Любимец зрителей (Буало-Нарсежак) - страница 270

Отпустив меня, она схватила пачку сигарет у себя за спиной.

— Это то же самое, что говорить о красках со слепым. Хорошо, я была дурой. Поэтому я ждала его в Париже, а он, естественно, так и не приехал.

Ингрид задумчиво закурила «Голуаз».

— Тогда, — закончила она, — я поняла, что вы, мужчины, наши исконные враги. О! Только не ты… Возможно, ты не такой, как все… Но, согласись, мы — ваши скрипки… Вы развлекаетесь, играя на нас свои куплеты, а затем выбрасываете инструмент на свалку.

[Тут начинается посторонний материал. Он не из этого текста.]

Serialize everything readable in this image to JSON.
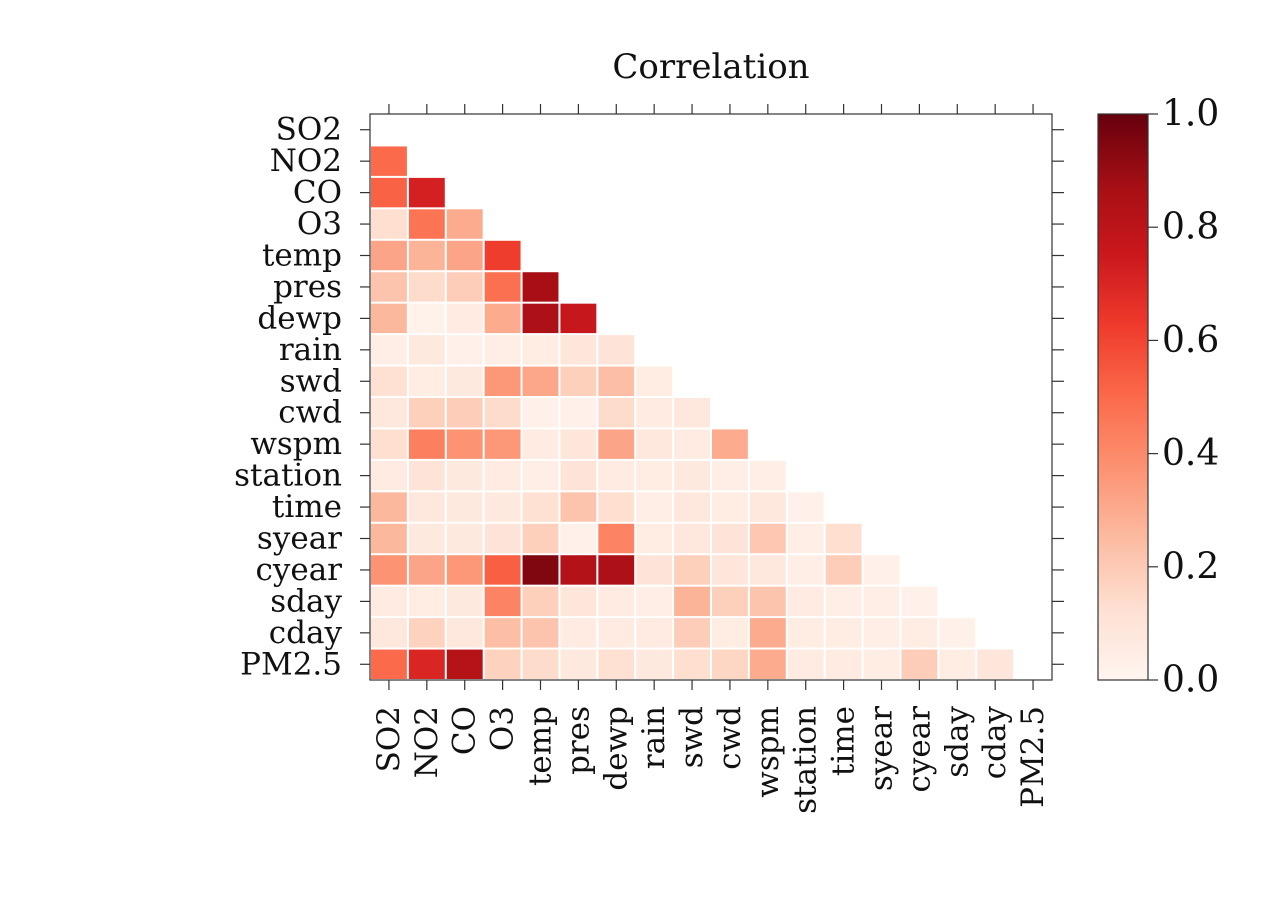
{
  "chart_data": {
    "type": "heatmap",
    "title": "Correlation",
    "variables": [
      "SO2",
      "NO2",
      "CO",
      "O3",
      "temp",
      "pres",
      "dewp",
      "rain",
      "swd",
      "cwd",
      "wspm",
      "station",
      "time",
      "syear",
      "cyear",
      "sday",
      "cday",
      "PM2.5"
    ],
    "lower_triangle": [
      [],
      [
        0.5
      ],
      [
        0.52,
        0.72
      ],
      [
        0.13,
        0.47,
        0.3
      ],
      [
        0.32,
        0.27,
        0.32,
        0.62
      ],
      [
        0.22,
        0.14,
        0.19,
        0.48,
        0.87
      ],
      [
        0.26,
        0.02,
        0.06,
        0.3,
        0.85,
        0.77
      ],
      [
        0.04,
        0.07,
        0.03,
        0.04,
        0.05,
        0.09,
        0.1
      ],
      [
        0.12,
        0.05,
        0.07,
        0.36,
        0.31,
        0.18,
        0.24,
        0.05
      ],
      [
        0.08,
        0.18,
        0.19,
        0.14,
        0.03,
        0.03,
        0.14,
        0.06,
        0.08
      ],
      [
        0.13,
        0.43,
        0.37,
        0.36,
        0.06,
        0.09,
        0.32,
        0.08,
        0.06,
        0.3
      ],
      [
        0.06,
        0.1,
        0.07,
        0.06,
        0.04,
        0.1,
        0.06,
        0.05,
        0.07,
        0.04,
        0.04
      ],
      [
        0.26,
        0.08,
        0.07,
        0.07,
        0.12,
        0.22,
        0.13,
        0.04,
        0.08,
        0.05,
        0.08,
        0.03
      ],
      [
        0.26,
        0.07,
        0.07,
        0.1,
        0.18,
        0.03,
        0.42,
        0.05,
        0.08,
        0.1,
        0.21,
        0.04,
        0.13
      ],
      [
        0.37,
        0.32,
        0.36,
        0.53,
        0.95,
        0.83,
        0.85,
        0.1,
        0.18,
        0.09,
        0.08,
        0.04,
        0.19,
        0.03
      ],
      [
        0.06,
        0.05,
        0.07,
        0.42,
        0.18,
        0.09,
        0.06,
        0.04,
        0.27,
        0.18,
        0.22,
        0.06,
        0.04,
        0.04,
        0.03
      ],
      [
        0.08,
        0.17,
        0.08,
        0.24,
        0.22,
        0.06,
        0.06,
        0.06,
        0.19,
        0.05,
        0.3,
        0.05,
        0.05,
        0.04,
        0.05,
        0.03
      ],
      [
        0.5,
        0.7,
        0.82,
        0.17,
        0.14,
        0.07,
        0.12,
        0.07,
        0.13,
        0.16,
        0.3,
        0.06,
        0.06,
        0.05,
        0.19,
        0.05,
        0.09
      ]
    ],
    "colorbar": {
      "min": 0.0,
      "max": 1.0,
      "ticks": [
        "0.0",
        "0.2",
        "0.4",
        "0.6",
        "0.8",
        "1.0"
      ],
      "palette": [
        "#fff5f0",
        "#fee0d2",
        "#fcbba1",
        "#fc9272",
        "#fb6a4a",
        "#ef3b2c",
        "#cb181d",
        "#a50f15",
        "#67000d"
      ]
    }
  }
}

— В таком случае зачем ты меня завлекла?

— Он еще спрашивает!.. Да потому, что ты похож на него. Представь себе, что в первый раз, когда я тебя увидела, у меня был шок. Ты так на него похож — тот же нос, те же глаза, вдобавок ты неуклюж, и это так мило.

— Прекрати, пожалуйста.

— Да, ты пришел, так как хотел заставить меня признаться, что я отомстила твоему отцу. Я подговорила мужа купить это имение, чтобы беспрепятственно встречаться с любовником, который меня околпачил. Обнаружив соперницу, я уничтожила предателя… Вот, в общих чертах, что ты вообразил. Мне очень жаль, мой бедный Дени. Твой отец исчез десятого, не так ли? А ведь десятого муж был на выставке-ярмарке в Клиссоне, а я — в Нанте, у друзей. Могу даже назвать тебе их имя: Рагено. Они живут на набережной Фос. Можешь справиться.

Ингрид тщательно потушила сигарету и посмотрела на меня, склонив голову, как будто оценивала товар.

— Теперь, мой милый Дени, — пробормотала она, — будь лапочкой, возвращайся домой. Я от тебя устала. Показывай свой цирк в другом месте.

Мои подозрения, гнев, злоба — все то, что переполняло меня яростью, лопнуло, как воздушный шарик. Я отчетливо осознал, что она говорит правду.

— Сколько раз ты с ним встречалась, с тех пор как здесь поселилась?

— Ах! Какой упрямец! Повторяю, один раз, один-единственный раз, у нотариуса. Если хочешь знать, мы раскланялись. Я уже была для него посторонним человеком.

— А он для тебя тоже был чужим?

Она грустно пожала плечами.

— Нет, Дени. Мужчина, которого ты держала в объятьях… Существует память тела, и с этим ничего нельзя поделать. Но если ты хочешь меня обидеть…

Я ушел, как солдафон, хлопнув дверью. Меня снова обуяла ярость. Конечно, Ингрид невиновна в смерти отца, и в глубине души, в самой глубине, я всегда был в этом уверен. Мои обвинения… Я прибегнул к ним, чтобы позабыть, что она с ним спала. Но нет… Мне никогда этого не забыть… Если бы меня тогда заставили объясниться, поначалу я не мог бы четко связать и двух слов, а затем, возможно, сказал бы, что это чудовищное событие казалось мне своего рода инцестом. Предположим, я вел себя глупо, как сумасшедший, но я ничего не мог поделать с преследовавшими меня омерзительными образами.